「牛丼1000円」時代の幕開け!? すき家が高級和牛弁当で目指すものとは
牛丼チェーン「すき家」が発売した1080円の「黒毛和牛弁当」。牛丼といえばこれまで、200~300円台で食べられる“デフレの象徴”でしたが、こうした大きな変化は何を意味しているのでしょうか。企業と専門家に取材しました。
長方形の、見るからに高級感のある黒の容器。そこに、タレがしっかり染み込んだ和牛がご飯を覆うように盛られ、食欲をそそられる――。
大手牛丼チェーン「すき家」が11月17日から期間限定で発売した、1080円(税込み)の「黒毛和牛弁当」が話題です。
牛丼チェーンといえばこれまで、大手3社が200~300円台の低価格競争を繰り広げるなど“デフレの象徴”とされてきました。しかし、ここに来て、すき家が打って出たのは低価格路線ではなく、まさかの高級路線。
「最近の牛丼屋、どうしちゃったの」――。牛丼をこよなく愛する、オトナンサー編集部の記者がゼンショーホールディングス(HD)、そして専門家に取材しました。
「牛丼=チープ」というイメージの払拭
同社によると、すき家の2016年4~9月期の既存店売上高は前年同期比2.4%のプラスになりました。担当者がその理由に挙げるのは「客単価の上昇」。牛丼以外の「まぐろなめろう丼」(並盛り、税込み650円)、「うな牛」(並盛り、同880円)などの高価格商品がそれに貢献しているといいます。

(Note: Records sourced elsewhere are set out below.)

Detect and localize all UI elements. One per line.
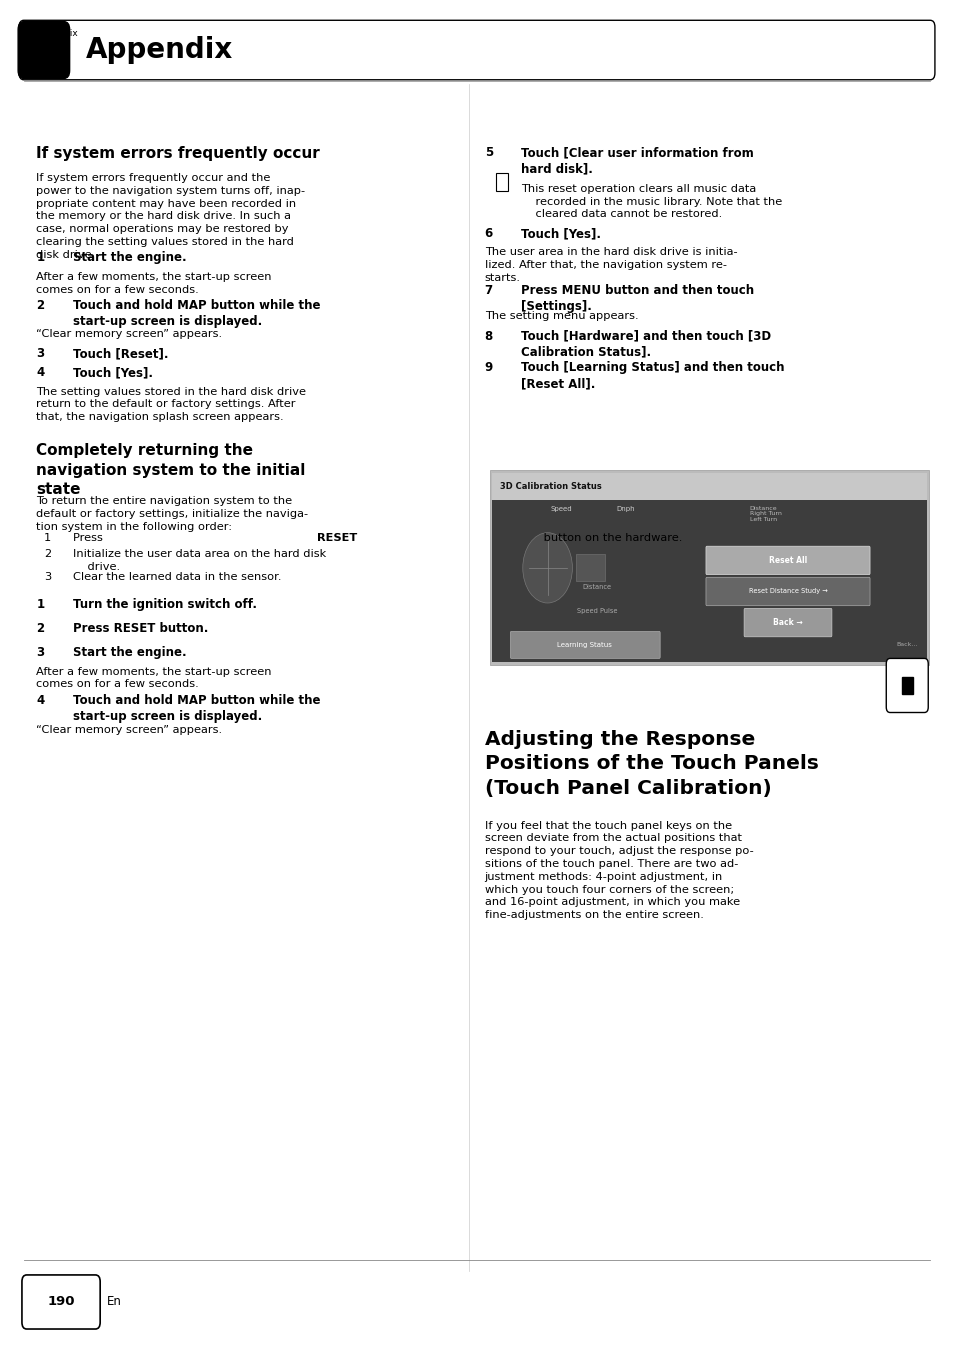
FancyBboxPatch shape: [705, 546, 869, 575]
Text: Turn the ignition switch off.: Turn the ignition switch off.: [72, 598, 256, 611]
Text: Completely returning the
navigation system to the initial
state: Completely returning the navigation syst…: [36, 443, 305, 496]
Text: Initialize the user data area on the hard disk
    drive.: Initialize the user data area on the har…: [72, 549, 325, 572]
Text: 3: 3: [36, 347, 45, 361]
Text: 1: 1: [36, 251, 45, 265]
Text: 190: 190: [48, 1295, 74, 1309]
Text: If system errors frequently occur: If system errors frequently occur: [36, 146, 319, 161]
Text: Appendix: Appendix: [86, 37, 233, 64]
Circle shape: [522, 533, 572, 603]
Text: Touch [Clear user information from
hard disk].: Touch [Clear user information from hard …: [520, 146, 753, 174]
Bar: [496, 173, 508, 191]
Text: “Clear memory screen” appears.: “Clear memory screen” appears.: [36, 725, 222, 734]
Bar: [492, 473, 926, 500]
Text: Appendix: Appendix: [36, 28, 79, 38]
Text: 3D Calibration Status: 3D Calibration Status: [499, 483, 601, 491]
Text: Touch [Learning Status] and then touch
[Reset All].: Touch [Learning Status] and then touch […: [520, 361, 783, 389]
FancyBboxPatch shape: [19, 20, 934, 80]
Text: The user area in the hard disk drive is initia-
lized. After that, the navigatio: The user area in the hard disk drive is …: [484, 247, 737, 283]
Text: 1: 1: [44, 533, 51, 542]
Text: To return the entire navigation system to the
default or factory settings, initi: To return the entire navigation system t…: [36, 496, 308, 531]
Bar: [492, 473, 926, 662]
Text: 2: 2: [44, 549, 51, 558]
Text: 4: 4: [36, 694, 45, 707]
FancyBboxPatch shape: [743, 608, 831, 637]
Text: Reset Distance Study →: Reset Distance Study →: [748, 588, 826, 595]
Text: 8: 8: [484, 330, 493, 343]
Bar: [490, 470, 928, 665]
Text: 1: 1: [36, 598, 45, 611]
Text: This reset operation clears all music data
    recorded in the music library. No: This reset operation clears all music da…: [520, 184, 781, 219]
FancyBboxPatch shape: [705, 577, 869, 606]
Text: Press MENU button and then touch
[Settings].: Press MENU button and then touch [Settin…: [520, 284, 753, 312]
Text: Touch [Hardware] and then touch [3D
Calibration Status].: Touch [Hardware] and then touch [3D Cali…: [520, 330, 770, 358]
Text: Back...: Back...: [896, 642, 917, 648]
FancyBboxPatch shape: [885, 658, 927, 713]
Text: En: En: [107, 1295, 122, 1309]
Text: Distance
Right Turn
Left Turn: Distance Right Turn Left Turn: [749, 506, 781, 522]
FancyBboxPatch shape: [510, 631, 659, 658]
Bar: [576, 554, 604, 581]
FancyBboxPatch shape: [18, 22, 70, 78]
Text: Back →: Back →: [772, 618, 802, 627]
Text: Adjusting the Response
Positions of the Touch Panels
(Touch Panel Calibration): Adjusting the Response Positions of the …: [484, 730, 818, 798]
Text: Distance: Distance: [582, 584, 611, 589]
Text: Press: Press: [72, 533, 106, 542]
Text: The setting values stored in the hard disk drive
return to the default or factor: The setting values stored in the hard di…: [36, 387, 306, 422]
FancyBboxPatch shape: [22, 1275, 100, 1329]
Text: Touch and hold MAP button while the
start-up screen is displayed.: Touch and hold MAP button while the star…: [72, 694, 319, 722]
Text: If system errors frequently occur and the
power to the navigation system turns o: If system errors frequently occur and th…: [36, 173, 305, 260]
Text: 9: 9: [484, 361, 493, 375]
Text: RESET: RESET: [316, 533, 356, 542]
Text: 4: 4: [36, 366, 45, 380]
Text: Touch [Reset].: Touch [Reset].: [72, 347, 168, 361]
Text: 3: 3: [44, 572, 51, 581]
Text: 2: 2: [36, 299, 45, 312]
Text: Learning Status: Learning Status: [557, 642, 612, 648]
Text: Reset All: Reset All: [768, 556, 806, 565]
Bar: [901, 677, 912, 694]
Text: button on the hardware.: button on the hardware.: [539, 533, 682, 542]
Text: Start the engine.: Start the engine.: [72, 646, 186, 660]
Text: Start the engine.: Start the engine.: [72, 251, 186, 265]
Text: 3: 3: [36, 646, 45, 660]
Text: 7: 7: [484, 284, 493, 297]
Text: “Clear memory screen” appears.: “Clear memory screen” appears.: [36, 329, 222, 338]
Text: 5: 5: [484, 146, 493, 160]
Text: Touch [Yes].: Touch [Yes].: [520, 227, 600, 241]
Text: After a few moments, the start-up screen
comes on for a few seconds.: After a few moments, the start-up screen…: [36, 272, 272, 295]
Text: Speed Pulse: Speed Pulse: [577, 608, 617, 614]
Text: The setting menu appears.: The setting menu appears.: [484, 311, 638, 320]
Text: Clear the learned data in the sensor.: Clear the learned data in the sensor.: [72, 572, 281, 581]
Text: Touch [Yes].: Touch [Yes].: [72, 366, 152, 380]
Text: Dnph: Dnph: [616, 506, 635, 511]
Text: If you feel that the touch panel keys on the
screen deviate from the actual posi: If you feel that the touch panel keys on…: [484, 821, 753, 921]
Text: After a few moments, the start-up screen
comes on for a few seconds.: After a few moments, the start-up screen…: [36, 667, 272, 690]
Text: Speed: Speed: [550, 506, 571, 511]
Text: 6: 6: [484, 227, 493, 241]
Text: 2: 2: [36, 622, 45, 635]
Text: Press RESET button.: Press RESET button.: [72, 622, 208, 635]
Text: Touch and hold MAP button while the
start-up screen is displayed.: Touch and hold MAP button while the star…: [72, 299, 319, 327]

また、同社の2016年4~9月期の連結純利益は、前年同期比98%増の49億円と過去最高を更新し、通期でも前期比75%増の70億円を見込みます。こうした好調な業績が、高級路線へのチャレンジを可能にしている側面がありそうです。
いちよし経済研究所の鮫島誠一郎主席研究員は、すき家の「黒毛和牛弁当」について、「牛丼はチープというイメージの払拭(ふっしょく)」「客層拡大」の2つが背景にあると指摘します。
「これまで『すき家』や『吉野家』は値引き合戦を行ってきましたが、最近は『100円引き』のような値引きを見なくなりました。牛丼は200円台で食べられるチープなもの、というイメージから脱却したいのでしょう」
鮫島さんによると、すき家の「まぐろなめろう丼」は「牛丼はそこまで好きでない人」、「牛すき鍋」は「鍋は食べたいけれど家で一人では…という人」を想定したメニューで、「黒毛和牛弁当」もそうした客層拡大の一環と見ることができるそう。
高級路線や客層拡大という、すき家の戦略は「吉」と出るのか「凶」と出るのか――。「黒毛和牛弁当」の売れ行きはその“試金石”と言えるでしょう。